Topic started by: Helen Watts, Literacy Time Editor at 16 April 2008 - 15:04

So Dads are less likely to read a bedtime story to their children than mums according to a survey by the National Year of Reading. Do you agree?

Discussion

  • Posted by: bison1966 at 16 April 2008 - 17:31

    “A third of the fathers questioned in the survey of over 2,000 adults, thought employers should do more to help parents read to their children. “

    I agree… It’s the governments and my employers fault that I don’t read to my kids.
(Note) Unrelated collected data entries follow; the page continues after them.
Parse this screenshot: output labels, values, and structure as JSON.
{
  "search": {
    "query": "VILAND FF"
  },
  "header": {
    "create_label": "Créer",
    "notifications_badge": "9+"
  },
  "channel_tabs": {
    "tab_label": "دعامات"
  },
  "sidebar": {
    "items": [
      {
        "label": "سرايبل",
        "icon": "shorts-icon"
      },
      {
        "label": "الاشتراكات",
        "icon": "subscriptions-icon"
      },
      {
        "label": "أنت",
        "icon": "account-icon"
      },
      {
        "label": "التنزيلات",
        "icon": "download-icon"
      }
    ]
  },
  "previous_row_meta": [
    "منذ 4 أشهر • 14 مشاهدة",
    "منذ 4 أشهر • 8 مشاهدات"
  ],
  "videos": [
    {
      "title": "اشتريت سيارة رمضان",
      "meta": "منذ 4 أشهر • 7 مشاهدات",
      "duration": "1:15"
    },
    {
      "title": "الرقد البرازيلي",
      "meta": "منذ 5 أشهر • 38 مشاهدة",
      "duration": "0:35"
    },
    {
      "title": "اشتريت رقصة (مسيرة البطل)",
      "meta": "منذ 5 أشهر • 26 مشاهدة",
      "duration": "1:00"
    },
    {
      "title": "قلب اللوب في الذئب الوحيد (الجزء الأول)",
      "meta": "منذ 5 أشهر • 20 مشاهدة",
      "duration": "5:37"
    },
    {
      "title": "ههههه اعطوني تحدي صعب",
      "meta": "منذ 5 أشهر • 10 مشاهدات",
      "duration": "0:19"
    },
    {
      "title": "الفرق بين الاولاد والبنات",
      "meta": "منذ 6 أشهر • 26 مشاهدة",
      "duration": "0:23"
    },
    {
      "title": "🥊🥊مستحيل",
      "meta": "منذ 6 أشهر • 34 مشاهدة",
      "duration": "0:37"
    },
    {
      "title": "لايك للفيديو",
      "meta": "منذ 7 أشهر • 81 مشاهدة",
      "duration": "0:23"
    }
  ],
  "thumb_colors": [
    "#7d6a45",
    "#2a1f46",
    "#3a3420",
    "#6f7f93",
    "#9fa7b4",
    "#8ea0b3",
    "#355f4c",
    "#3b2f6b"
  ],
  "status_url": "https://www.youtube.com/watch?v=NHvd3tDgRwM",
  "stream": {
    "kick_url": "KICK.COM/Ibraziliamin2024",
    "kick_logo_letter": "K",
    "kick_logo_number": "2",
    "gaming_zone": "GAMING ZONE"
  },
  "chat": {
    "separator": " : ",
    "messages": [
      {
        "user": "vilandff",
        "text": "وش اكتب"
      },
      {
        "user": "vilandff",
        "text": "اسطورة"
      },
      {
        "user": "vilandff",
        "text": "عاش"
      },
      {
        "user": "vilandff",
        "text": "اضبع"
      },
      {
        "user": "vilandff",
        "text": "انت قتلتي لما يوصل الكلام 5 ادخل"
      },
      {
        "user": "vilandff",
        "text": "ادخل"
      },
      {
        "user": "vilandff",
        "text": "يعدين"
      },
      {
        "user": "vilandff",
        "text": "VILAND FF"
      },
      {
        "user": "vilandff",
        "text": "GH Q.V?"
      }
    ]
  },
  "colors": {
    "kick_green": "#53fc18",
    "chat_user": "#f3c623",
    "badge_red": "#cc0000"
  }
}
They should do something about it…. Its not my fault that I can’t fit it in as well as watch my footy on telly…

    In fact I think they should pay for someone to come and read to my kids so that I don’t have to feel guilty about it…. That way we could create some more jobs which would be good for the economy…

    on to soap box, take deep breath…

    What a load of rubbish! When are people gonna take personal responsibility in this country???

    off soap box…

  • Posted by: Angus at 17 April 2008 - 12:50

    Great. Another report which makes me feel even more stressed than I do already. I would love to have more time to read to my children or to hear them read – but by the time I get home from work it’s often too late. And our weekends are so full of all the other things I am trying to do with my kids to give them a happy, healthy start to life and get them away from the PC – swimming, music clubs, football matches etc. Does it really make me a bad father if I don’t squeeze in reading many books as well? I think not.

  • Posted by: Bun at 18 April 2008 - 08:21

    My father read to me all the time. It was our ‘quality time’. He spent hours reading poetry and stories. Our favourite book was Wind in the Willows and when my father became ill, I read it to him. Perhaps its just the case that parents in general don’t read bedtime stories to their children anymore, not just fathers.

  • Posted by: Reader from France at 21 April 2008 - 13:32

    I read to my daughter every night, one short story in English and then another one in French. Her nanny is Russian and she reads to her in Russian three times a week, so what will this do for her reading skills in the future, I wonder? She is addicted to books, we have hundreds of them and considering she is only 16 months, her vocabulary is enormous – for many things she can say the word in all three languages (‘key’ for example, or ‘sleep’). Oh, and I am a Dad, by the way!